Dangerous behavior of list(generator)

Thu Dec 31 20:47:17 EST 2009

On Thu, 31 Dec 2009 11:34:39 -0800, Tom Machinski wrote:

> On Wed, Dec 30, 2009 at 4:01 PM, Steven D'Aprano
> <steve at remove-this-cybersource.com.au> wrote:
>> On Wed, 30 Dec 2009 15:18:11 -0800, Tom Machinski wrote:
>>> Bottom line, I'm going to have to remove this pattern from my code:
>>>
>>>   foo = (foo for foo in foos if foo.bar).next()
>>
>> I don't see why. What's wrong with it? Unless you embed it in a call to
>> list, or similar, it will explicitly raise StopIteration as expected.
> 
> Exactly; this seems innocuous, but if some caller of this code uses it
> in a list() constructor, a very subtle and dangerous bug is introduced -
> see OP. This is the entire point of this post.
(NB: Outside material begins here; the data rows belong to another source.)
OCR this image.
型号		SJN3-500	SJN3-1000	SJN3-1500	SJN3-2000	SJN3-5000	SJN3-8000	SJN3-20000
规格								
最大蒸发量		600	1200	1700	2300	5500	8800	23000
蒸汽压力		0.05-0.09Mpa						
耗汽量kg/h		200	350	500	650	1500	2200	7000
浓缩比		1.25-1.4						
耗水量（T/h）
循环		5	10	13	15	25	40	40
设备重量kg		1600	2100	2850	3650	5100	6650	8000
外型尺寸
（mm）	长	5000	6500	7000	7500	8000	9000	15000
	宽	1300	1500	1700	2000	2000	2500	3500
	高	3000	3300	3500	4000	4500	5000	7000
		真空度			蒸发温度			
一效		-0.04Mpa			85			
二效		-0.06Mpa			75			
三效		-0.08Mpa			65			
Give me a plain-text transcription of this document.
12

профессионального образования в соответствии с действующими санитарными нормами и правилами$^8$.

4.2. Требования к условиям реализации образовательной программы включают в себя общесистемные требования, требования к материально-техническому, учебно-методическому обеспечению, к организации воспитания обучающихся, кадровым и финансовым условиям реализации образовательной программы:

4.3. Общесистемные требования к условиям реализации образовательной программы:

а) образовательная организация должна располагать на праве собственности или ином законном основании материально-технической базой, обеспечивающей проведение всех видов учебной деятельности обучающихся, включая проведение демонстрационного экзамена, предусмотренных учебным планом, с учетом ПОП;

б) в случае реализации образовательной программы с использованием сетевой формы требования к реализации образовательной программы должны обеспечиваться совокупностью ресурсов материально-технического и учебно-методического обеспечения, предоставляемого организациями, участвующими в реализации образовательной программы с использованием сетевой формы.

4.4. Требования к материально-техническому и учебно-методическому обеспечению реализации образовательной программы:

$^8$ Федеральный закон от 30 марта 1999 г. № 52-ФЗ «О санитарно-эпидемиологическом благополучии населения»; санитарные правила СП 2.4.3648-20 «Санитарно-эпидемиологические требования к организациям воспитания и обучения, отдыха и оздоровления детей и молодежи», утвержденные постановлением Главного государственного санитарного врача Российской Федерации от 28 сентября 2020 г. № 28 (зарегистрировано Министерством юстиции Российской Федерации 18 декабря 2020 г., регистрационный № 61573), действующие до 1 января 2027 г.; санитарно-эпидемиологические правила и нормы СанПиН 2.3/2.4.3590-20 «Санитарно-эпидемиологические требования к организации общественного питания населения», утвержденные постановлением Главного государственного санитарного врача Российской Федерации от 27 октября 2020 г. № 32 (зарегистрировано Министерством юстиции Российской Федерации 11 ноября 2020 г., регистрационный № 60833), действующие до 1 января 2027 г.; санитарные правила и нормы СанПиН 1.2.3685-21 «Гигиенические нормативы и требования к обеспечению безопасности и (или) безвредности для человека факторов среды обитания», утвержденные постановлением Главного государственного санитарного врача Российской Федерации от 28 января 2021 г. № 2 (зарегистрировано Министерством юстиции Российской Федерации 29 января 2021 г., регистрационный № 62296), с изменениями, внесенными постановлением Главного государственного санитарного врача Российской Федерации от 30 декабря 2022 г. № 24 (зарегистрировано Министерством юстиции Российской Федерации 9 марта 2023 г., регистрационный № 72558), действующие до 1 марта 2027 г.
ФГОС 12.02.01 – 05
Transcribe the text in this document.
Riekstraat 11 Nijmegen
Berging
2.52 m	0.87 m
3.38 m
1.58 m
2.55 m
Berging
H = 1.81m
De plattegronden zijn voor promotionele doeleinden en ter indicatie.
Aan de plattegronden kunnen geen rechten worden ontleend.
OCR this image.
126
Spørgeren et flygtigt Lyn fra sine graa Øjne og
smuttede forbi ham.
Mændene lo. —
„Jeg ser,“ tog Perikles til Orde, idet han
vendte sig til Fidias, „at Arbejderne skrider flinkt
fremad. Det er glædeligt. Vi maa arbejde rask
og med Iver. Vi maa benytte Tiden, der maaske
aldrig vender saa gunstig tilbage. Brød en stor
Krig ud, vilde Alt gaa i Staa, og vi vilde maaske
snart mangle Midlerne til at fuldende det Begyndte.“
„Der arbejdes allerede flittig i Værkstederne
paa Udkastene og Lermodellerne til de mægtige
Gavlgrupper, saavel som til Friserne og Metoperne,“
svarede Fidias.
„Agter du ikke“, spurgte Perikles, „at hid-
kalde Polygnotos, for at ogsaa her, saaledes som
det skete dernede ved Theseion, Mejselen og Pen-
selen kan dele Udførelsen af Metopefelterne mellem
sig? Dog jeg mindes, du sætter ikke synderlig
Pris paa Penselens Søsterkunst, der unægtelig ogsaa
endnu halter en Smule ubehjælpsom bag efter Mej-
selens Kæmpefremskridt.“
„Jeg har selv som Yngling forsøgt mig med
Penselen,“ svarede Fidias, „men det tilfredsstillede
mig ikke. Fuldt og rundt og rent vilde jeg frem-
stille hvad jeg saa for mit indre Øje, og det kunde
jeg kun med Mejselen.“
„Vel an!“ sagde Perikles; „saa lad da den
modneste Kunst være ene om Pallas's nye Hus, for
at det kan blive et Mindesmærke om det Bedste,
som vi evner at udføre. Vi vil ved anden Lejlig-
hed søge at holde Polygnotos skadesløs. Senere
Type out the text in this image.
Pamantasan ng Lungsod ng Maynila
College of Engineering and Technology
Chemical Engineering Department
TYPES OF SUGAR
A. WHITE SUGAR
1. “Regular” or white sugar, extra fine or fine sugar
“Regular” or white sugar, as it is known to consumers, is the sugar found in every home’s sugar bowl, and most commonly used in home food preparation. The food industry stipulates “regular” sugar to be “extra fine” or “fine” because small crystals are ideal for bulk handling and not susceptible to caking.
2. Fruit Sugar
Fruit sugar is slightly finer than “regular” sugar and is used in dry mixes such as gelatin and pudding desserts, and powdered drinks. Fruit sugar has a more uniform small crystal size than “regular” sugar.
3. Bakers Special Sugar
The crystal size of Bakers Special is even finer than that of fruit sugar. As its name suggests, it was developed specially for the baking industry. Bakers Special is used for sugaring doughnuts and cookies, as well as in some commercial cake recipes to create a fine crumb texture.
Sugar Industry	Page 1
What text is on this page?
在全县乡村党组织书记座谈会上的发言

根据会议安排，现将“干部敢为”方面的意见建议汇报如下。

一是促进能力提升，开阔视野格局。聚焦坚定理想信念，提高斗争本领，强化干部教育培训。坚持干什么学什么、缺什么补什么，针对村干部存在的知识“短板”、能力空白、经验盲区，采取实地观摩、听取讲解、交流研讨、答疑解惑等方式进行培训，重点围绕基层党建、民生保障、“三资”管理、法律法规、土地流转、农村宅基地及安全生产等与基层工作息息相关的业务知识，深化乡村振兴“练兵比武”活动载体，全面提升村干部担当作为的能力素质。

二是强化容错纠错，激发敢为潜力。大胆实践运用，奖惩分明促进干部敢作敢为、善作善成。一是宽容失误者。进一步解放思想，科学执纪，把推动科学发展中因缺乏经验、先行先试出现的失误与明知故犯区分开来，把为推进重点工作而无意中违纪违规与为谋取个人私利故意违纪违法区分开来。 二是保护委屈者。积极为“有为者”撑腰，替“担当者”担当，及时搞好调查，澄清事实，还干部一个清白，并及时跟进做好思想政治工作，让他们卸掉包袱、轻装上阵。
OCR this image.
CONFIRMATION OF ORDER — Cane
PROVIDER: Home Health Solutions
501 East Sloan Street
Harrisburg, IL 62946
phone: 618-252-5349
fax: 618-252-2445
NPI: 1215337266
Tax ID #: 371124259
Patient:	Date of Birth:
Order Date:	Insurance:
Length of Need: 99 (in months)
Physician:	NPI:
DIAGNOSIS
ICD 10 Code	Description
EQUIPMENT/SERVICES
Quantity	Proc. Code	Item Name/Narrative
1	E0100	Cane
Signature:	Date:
Then don't use it in a list() constructor. 

That's a glib answer, of course. A better answer is to point out that the 
problem is not with the above expression, but with letting StopIteration 
bubble up as an error exception instead of dealing with it immediately. 
That's not what it's for, and you can't trust it not to be captured by 
something. If StopIteration represents an error condition, you need to 
deal with it immediately and convert it to an exception which isn't 
likely to disappear.

> In a large, non-trivial application, you simply cannot afford the
> assumption that no caller will ever do that. Even if you have perfect
> memory, some of your other developers or library users may not.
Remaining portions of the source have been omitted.